Oatmeal Chocolate Chip Cookies

Oatmeal Chocolate Chip Cookies

Prep time:15 minutes
Start to finish: 1 hour

Here’s a new take on an American classic. Tahini (sesame paste) makes the cookies sophisticated for adults, lower in saturated fat and ever so delicious for friends and family.

2 cups rolled oats (not quick-cooking)
1/2 cup all-purpose flour
1/2 cup whole-wheat pastry flour
1 teaspoon ground cinnamon
1/2 teaspoon baking soda
1/2 teaspoon salt
1/2 cup tahini
4 tablespoons cold unsalted butter, cut into pieces
2/3 cup granulated sugar
2/3 cup packed light brown sugar
1 large egg
1 large egg white
1 tablespoon vanilla extract
1 cup semisweet or bittersweet chocolate chips
1/2 cup chopped walnuts

  1. Position racks in the upper and lower thirds of the oven; preheat to 350°F. Line 2 baking sheets with parchment paper.
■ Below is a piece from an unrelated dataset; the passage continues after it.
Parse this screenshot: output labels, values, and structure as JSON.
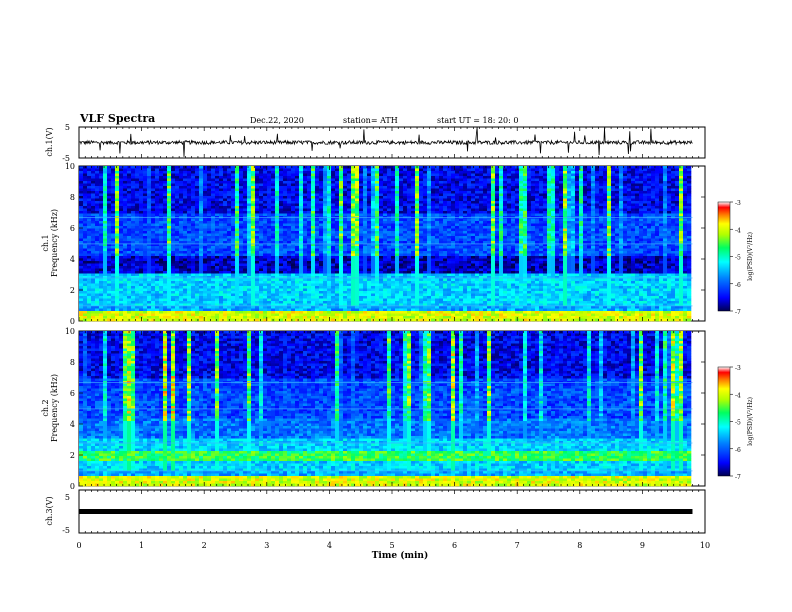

  2. Whisk oats, all-purpose flour, whole-wheat flour, cinnamon, baking soda and salt in a medium bowl. Beat tahini and butter in a large bowl with an electric mixer until blended into a paste. Add granulated sugar and brown sugar; continue beating until well combined—the mixture will still be a little grainy. Beat in egg, then egg white, then vanilla. Stir in the oat mixture with a wooden spoon until just moistened. Stir in chocolate chips and walnuts.

  3. With damp hands, roll 1 tablespoon batter into a ball, place on a prepared baking sheet and flatten until squat, but don’t let the sides crack. Continue with the remaining batter, spacing the flattened balls 2 inches apart.
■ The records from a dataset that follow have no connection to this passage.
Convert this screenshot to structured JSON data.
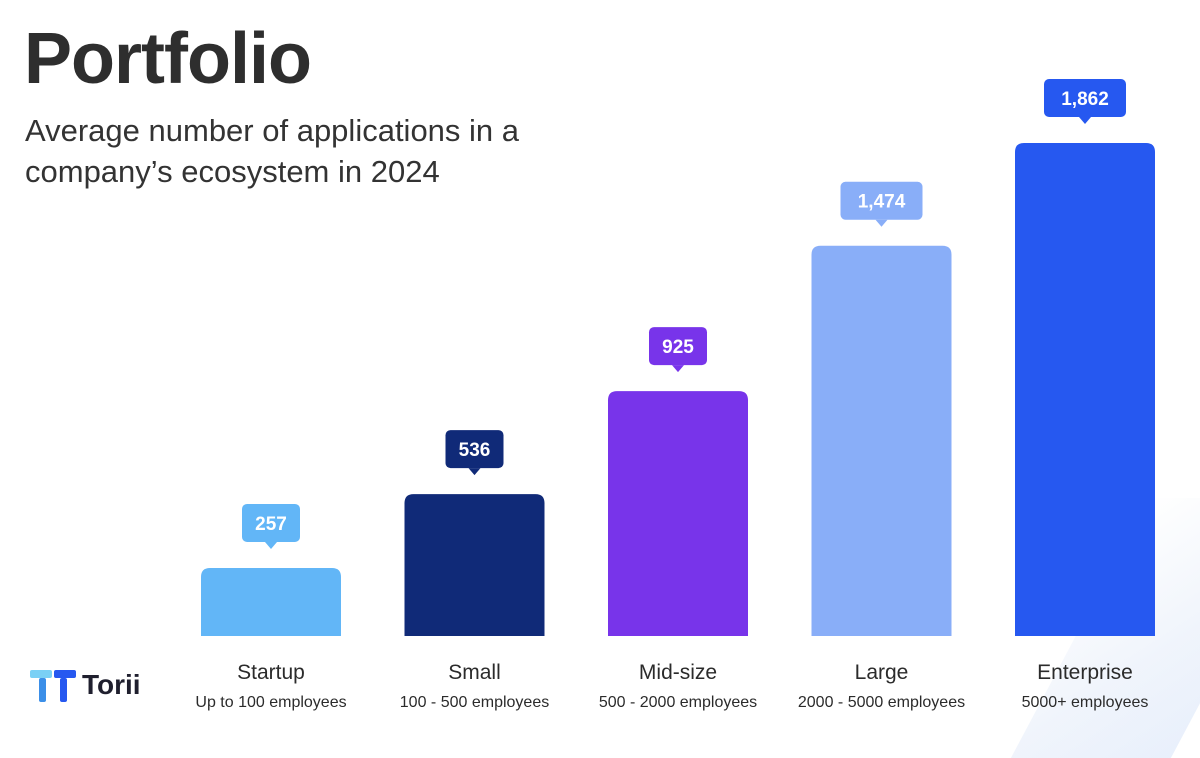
{
  "header": {
    "title": "Portfolio",
    "subtitle": "Average number of applications in a company’s ecosystem in 2024"
  },
  "brand": {
    "name": "Torii"
  },
  "chart_data": {
    "type": "bar",
    "title": "Portfolio",
    "subtitle": "Average number of applications in a company’s ecosystem in 2024",
    "categories": [
      "Startup",
      "Small",
      "Mid-size",
      "Large",
      "Enterprise"
    ],
    "category_subtitles": [
      "Up to 100 employees",
      "100 - 500 employees",
      "500 - 2000 employees",
      "2000 - 5000 employees",
      "5000+ employees"
    ],
    "values": [
      257,
      536,
      925,
      1474,
      1862
    ],
    "value_labels": [
      "257",
      "536",
      "925",
      "1,474",
      "1,862"
    ],
    "colors": [
      "#62b6f7",
      "#102a78",
      "#7834ea",
      "#89aef8",
      "#2658f0"
    ],
    "xlabel": "",
    "ylabel": "",
    "ylim": [
      0,
      1862
    ],
    "grid": false,
    "legend": "none"
  }
}
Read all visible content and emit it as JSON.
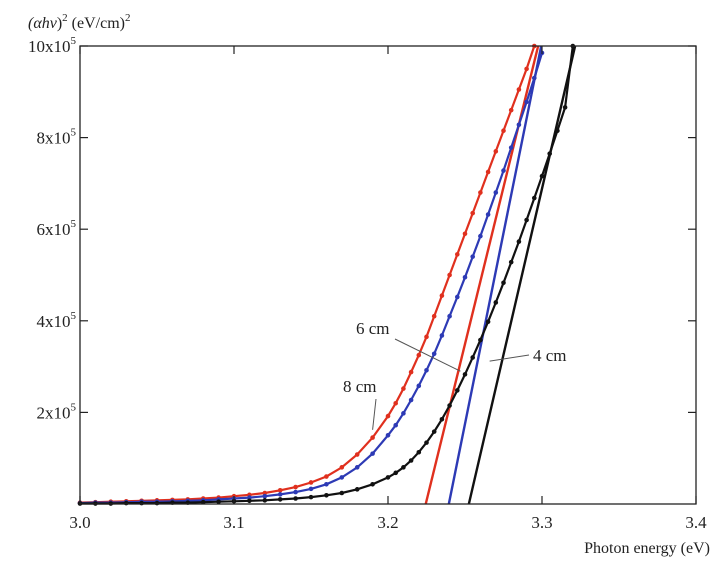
{
  "chart_data": {
    "type": "line",
    "title": "",
    "ylabel": "(αhv)² (eV/cm)²",
    "xlabel": "Photon energy (eV)",
    "xlim": [
      3.0,
      3.4
    ],
    "ylim": [
      0,
      1000000
    ],
    "x_ticks": [
      {
        "value": 3.0,
        "label": "3.0"
      },
      {
        "value": 3.1,
        "label": "3.1"
      },
      {
        "value": 3.2,
        "label": "3.2"
      },
      {
        "value": 3.3,
        "label": "3.3"
      },
      {
        "value": 3.4,
        "label": "3.4"
      }
    ],
    "y_ticks": [
      {
        "value": 200000,
        "mant": "2x10",
        "exp": "5"
      },
      {
        "value": 400000,
        "mant": "4x10",
        "exp": "5"
      },
      {
        "value": 600000,
        "mant": "6x10",
        "exp": "5"
      },
      {
        "value": 800000,
        "mant": "8x10",
        "exp": "5"
      },
      {
        "value": 1000000,
        "mant": "10x10",
        "exp": "5"
      }
    ],
    "grid": false,
    "legend": "none",
    "series": [
      {
        "key": "s6",
        "name": "6 cm",
        "color": "#e0301e",
        "markers": true,
        "x": [
          3.0,
          3.01,
          3.02,
          3.03,
          3.04,
          3.05,
          3.06,
          3.07,
          3.08,
          3.09,
          3.1,
          3.11,
          3.12,
          3.13,
          3.14,
          3.15,
          3.16,
          3.17,
          3.18,
          3.19,
          3.2,
          3.205,
          3.21,
          3.215,
          3.22,
          3.225,
          3.23,
          3.235,
          3.24,
          3.245,
          3.25,
          3.255,
          3.26,
          3.265,
          3.27,
          3.275,
          3.28,
          3.285,
          3.29,
          3.295
        ],
        "y": [
          3000,
          4000,
          5000,
          6000,
          7000,
          8000,
          9000,
          10000,
          12000,
          14000,
          17000,
          20000,
          24000,
          30000,
          37000,
          47000,
          60000,
          80000,
          108000,
          145000,
          192000,
          220000,
          252000,
          288000,
          325000,
          365000,
          410000,
          455000,
          500000,
          545000,
          590000,
          635000,
          680000,
          725000,
          770000,
          815000,
          860000,
          905000,
          950000,
          1000000
        ]
      },
      {
        "key": "s8",
        "name": "8 cm",
        "color": "#2d3ab5",
        "markers": true,
        "x": [
          3.0,
          3.01,
          3.02,
          3.03,
          3.04,
          3.05,
          3.06,
          3.07,
          3.08,
          3.09,
          3.1,
          3.11,
          3.12,
          3.13,
          3.14,
          3.15,
          3.16,
          3.17,
          3.18,
          3.19,
          3.2,
          3.205,
          3.21,
          3.215,
          3.22,
          3.225,
          3.23,
          3.235,
          3.24,
          3.245,
          3.25,
          3.255,
          3.26,
          3.265,
          3.27,
          3.275,
          3.28,
          3.285,
          3.29,
          3.295,
          3.3
        ],
        "y": [
          2000,
          3000,
          3000,
          4000,
          5000,
          5000,
          6000,
          7000,
          8000,
          10000,
          12000,
          14000,
          17000,
          21000,
          26000,
          33000,
          43000,
          58000,
          80000,
          110000,
          150000,
          172000,
          198000,
          227000,
          258000,
          292000,
          328000,
          368000,
          410000,
          452000,
          495000,
          540000,
          585000,
          632000,
          680000,
          728000,
          778000,
          828000,
          878000,
          930000,
          985000
        ]
      },
      {
        "key": "s4",
        "name": "4 cm",
        "color": "#111111",
        "markers": true,
        "x": [
          3.0,
          3.01,
          3.02,
          3.03,
          3.04,
          3.05,
          3.06,
          3.07,
          3.08,
          3.09,
          3.1,
          3.11,
          3.12,
          3.13,
          3.14,
          3.15,
          3.16,
          3.17,
          3.18,
          3.19,
          3.2,
          3.205,
          3.21,
          3.215,
          3.22,
          3.225,
          3.23,
          3.235,
          3.24,
          3.245,
          3.25,
          3.255,
          3.26,
          3.265,
          3.27,
          3.275,
          3.28,
          3.285,
          3.29,
          3.295,
          3.3,
          3.305,
          3.31,
          3.315,
          3.32
        ],
        "y": [
          1000,
          1000,
          1000,
          2000,
          2000,
          2000,
          3000,
          3000,
          4000,
          5000,
          6000,
          7000,
          8000,
          10000,
          12000,
          15000,
          19000,
          24000,
          32000,
          43000,
          58000,
          68000,
          80000,
          95000,
          113000,
          134000,
          158000,
          185000,
          215000,
          248000,
          283000,
          320000,
          358000,
          398000,
          440000,
          483000,
          528000,
          573000,
          620000,
          668000,
          716000,
          765000,
          815000,
          866000,
          1000000
        ]
      }
    ],
    "tangents": [
      {
        "key": "t6",
        "color": "#e0301e",
        "x": [
          3.2245,
          3.2975
        ],
        "y": [
          0,
          1000000
        ]
      },
      {
        "key": "t8",
        "color": "#2d3ab5",
        "x": [
          3.2395,
          3.2995
        ],
        "y": [
          0,
          1000000
        ]
      },
      {
        "key": "t4",
        "color": "#111111",
        "x": [
          3.2525,
          3.3215
        ],
        "y": [
          0,
          1000000
        ]
      }
    ],
    "annotations": [
      {
        "key": "a6",
        "text": "6 cm",
        "pointer": {
          "x": 3.247,
          "y": 290000
        }
      },
      {
        "key": "a8",
        "text": "8 cm",
        "pointer": {
          "x": 3.19,
          "y": 162000
        }
      },
      {
        "key": "a4",
        "text": "4 cm",
        "pointer": {
          "x": 3.266,
          "y": 312000
        }
      }
    ]
  }
}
  4. Bake the cookies until golden brown, about 16 minutes, switching the pans back to front and top to bottom halfway through. Cool on the pans for 2 minutes, then transfer to a wire rack to cool completely. Let the pans cool for a few minutes before baking another batch.

Makes about 45 cookies.

Per cookie: 101 calories; 5 g fat (2 g sat, 1 g mono); 7 mg cholesterol; 13 g carbohydrate; 2 g protein; 1 g fiber; 45 mg sodium.

Enhancements: Spike up the flavor of Oatmeal Chocolate Chip Cookies by adding 1 teaspoon banana, rum or orange extract with the vanilla. Or substitute 1/2 cup unsweetened coconut flakes for the walnuts.